Art. 15ag is de stop in het lek in art. 15ae Wet Vpb
4.32
De MvT25.bij art. 15ae Wet Vpb zegt (zie 4.11 hierboven) dat het tweede lid overeenkomt met de oude 14e standaardvoorwaarde, welke voorwaarde (zie 4.21) ook het geval regelde waarin na ontbinding en vereffening van de enige dochter geen fiscale eenheid voortbestond.

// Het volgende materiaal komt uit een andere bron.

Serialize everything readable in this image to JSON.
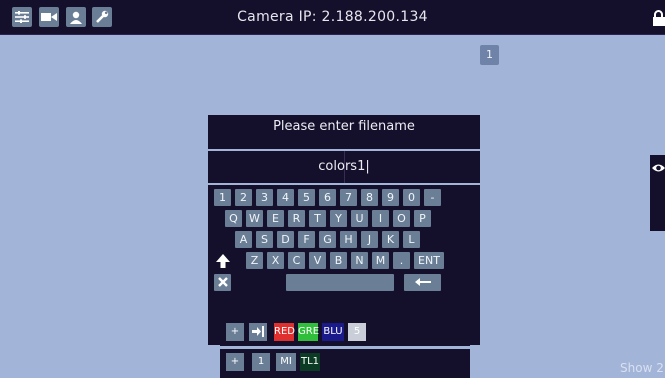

Nadat de regering er door het parlement op was gewezen dat de nieuwe wetgeving deze situatie niet regelde, wilde zij met een nieuw art. 15ag Wet Vpb ‘buiten twijfel stellen’ dat de voorvoegingsverliezen van een moeder na beëindiging van de fiscale eenheid niet kunnen worden verrekend met winsten uit vermogensbestanddelen die tijdens de fiscale eenheid zijn verkregen van een andere maatschappij.
4.33
Art. 15ag Wet Vpb is dus expliciet bedoeld om te voorzien in de door het parlement gesignaleerde omissie in art. 15ae Wet Vpb. Aldus ook Strik en Meussen:26.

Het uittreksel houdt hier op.